Williams: Ill should have right to end their life
Montel Williams advocates for end-of-life choice, including aid in dying, in the spring issue of Compassion & Choices Magazine.
The former Emmy-winning talk show host, who revealed in 1999 that he has multiple sclerosis (MS) and is an active healthcare advocate, expressed support for the right of terminally ill people with unbearable suffering to control the time and manner of their death.
Appearing on the cover and in the magazine’s “Voice of Choice” column, Williams states, “I do not believe people should be deciding what level of pain other people should endure, especially knowing they have no chance for recovery. It is a personal decision.”

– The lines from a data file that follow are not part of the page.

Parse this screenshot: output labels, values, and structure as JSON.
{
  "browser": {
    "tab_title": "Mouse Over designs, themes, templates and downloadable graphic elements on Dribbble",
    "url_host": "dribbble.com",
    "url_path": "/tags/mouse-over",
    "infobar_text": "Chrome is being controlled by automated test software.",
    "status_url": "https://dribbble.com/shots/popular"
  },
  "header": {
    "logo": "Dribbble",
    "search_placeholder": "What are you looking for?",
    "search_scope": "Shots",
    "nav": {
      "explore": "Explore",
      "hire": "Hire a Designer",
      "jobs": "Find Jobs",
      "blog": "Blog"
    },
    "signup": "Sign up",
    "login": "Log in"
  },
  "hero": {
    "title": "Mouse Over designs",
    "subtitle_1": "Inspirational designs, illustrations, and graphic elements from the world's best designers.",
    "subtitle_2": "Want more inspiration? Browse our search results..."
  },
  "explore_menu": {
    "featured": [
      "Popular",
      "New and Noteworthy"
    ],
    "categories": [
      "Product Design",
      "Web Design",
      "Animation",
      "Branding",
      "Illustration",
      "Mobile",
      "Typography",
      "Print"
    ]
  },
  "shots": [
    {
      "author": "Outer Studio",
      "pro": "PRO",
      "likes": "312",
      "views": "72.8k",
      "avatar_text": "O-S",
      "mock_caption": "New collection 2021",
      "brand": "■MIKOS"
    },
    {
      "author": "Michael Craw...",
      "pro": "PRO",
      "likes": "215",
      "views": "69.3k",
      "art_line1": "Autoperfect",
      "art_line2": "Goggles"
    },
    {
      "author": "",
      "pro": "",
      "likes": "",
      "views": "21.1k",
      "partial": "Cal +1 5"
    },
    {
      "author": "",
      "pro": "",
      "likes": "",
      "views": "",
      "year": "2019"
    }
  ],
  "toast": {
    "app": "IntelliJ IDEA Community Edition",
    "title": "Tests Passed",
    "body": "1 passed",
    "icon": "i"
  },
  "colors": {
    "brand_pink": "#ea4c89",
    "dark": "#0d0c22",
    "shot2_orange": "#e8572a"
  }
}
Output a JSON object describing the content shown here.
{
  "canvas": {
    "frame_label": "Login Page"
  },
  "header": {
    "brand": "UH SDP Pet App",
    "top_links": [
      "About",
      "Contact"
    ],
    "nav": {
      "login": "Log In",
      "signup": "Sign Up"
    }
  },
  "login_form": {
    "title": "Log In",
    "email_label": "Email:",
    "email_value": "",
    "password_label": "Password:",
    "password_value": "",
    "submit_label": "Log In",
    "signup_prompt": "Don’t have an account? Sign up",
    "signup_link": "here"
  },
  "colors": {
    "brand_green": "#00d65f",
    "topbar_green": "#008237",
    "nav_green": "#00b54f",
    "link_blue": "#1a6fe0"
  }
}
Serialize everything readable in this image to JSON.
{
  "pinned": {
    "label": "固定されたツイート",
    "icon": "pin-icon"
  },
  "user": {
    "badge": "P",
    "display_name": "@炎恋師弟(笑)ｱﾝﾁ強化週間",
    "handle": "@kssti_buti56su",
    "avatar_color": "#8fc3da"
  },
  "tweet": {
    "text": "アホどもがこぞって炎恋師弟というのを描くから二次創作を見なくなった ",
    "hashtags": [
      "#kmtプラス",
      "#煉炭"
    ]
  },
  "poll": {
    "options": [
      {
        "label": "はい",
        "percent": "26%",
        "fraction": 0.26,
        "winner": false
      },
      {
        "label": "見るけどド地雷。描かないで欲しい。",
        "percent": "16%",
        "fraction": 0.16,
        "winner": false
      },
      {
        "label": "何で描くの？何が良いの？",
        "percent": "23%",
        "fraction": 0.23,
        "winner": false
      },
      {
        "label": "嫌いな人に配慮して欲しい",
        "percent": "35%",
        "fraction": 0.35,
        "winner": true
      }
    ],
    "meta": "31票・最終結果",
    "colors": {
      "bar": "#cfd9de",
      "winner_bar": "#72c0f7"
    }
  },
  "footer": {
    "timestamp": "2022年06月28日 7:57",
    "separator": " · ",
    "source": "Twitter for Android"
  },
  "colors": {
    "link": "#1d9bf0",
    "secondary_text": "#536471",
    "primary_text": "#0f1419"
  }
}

As the nation’s oldest and largest nonprofit organization working to improve care and expand choice at the end of life, Compassion & Choices advocates access to aid in dying for qualified individuals. Mentally competent, terminally ill patients should be allowed to receive a prescription from their doctor for medication to self-administer if they choose, to achieve a peaceful death. Opponents inaccurately label this “assisted suicide.” Williams debunks that description.
“It is not assisting suicide. I have thought this out, including for myself, and I’ve had many discussions with members of my family. … I’m also aware that my disease is going to progress. And there may be a day when I am told I have a finite amount of time left on this planet and when I may be in incredible pain. So when that time comes, I don’t care what anybody thinks or calls it. It’s my decision. And if I choose to go, then that’s my call.”
Like Compassion & Choices, Williams encourages families to discuss end-of-life matters before a crisis occurs. He advises that doctors participate in those discussions – but “their opinion or advice shouldn’t be given any more weight than that of others who need to be included in the discussion, including the patient’s sage counsel, psychiatrists, psychologists, their clergy or family members.”
“We are grateful to Montel for using his eloquent voice to inform people about the importance of end-of-life planning and of their right to control life’s final chapter,” said Compassion & Choices President Barbara Coombs Lee, a nurse and physician assistant for 25 years before becoming a private attorney and a Chief Petitioner of the first-in-the nation Oregon Death with Dignity Act in 1994. “Modern medicine has produced many life-saving achievements. Medicine can always do more. The question is whether they should, when a patient’s hope centers on dignity and comfort.”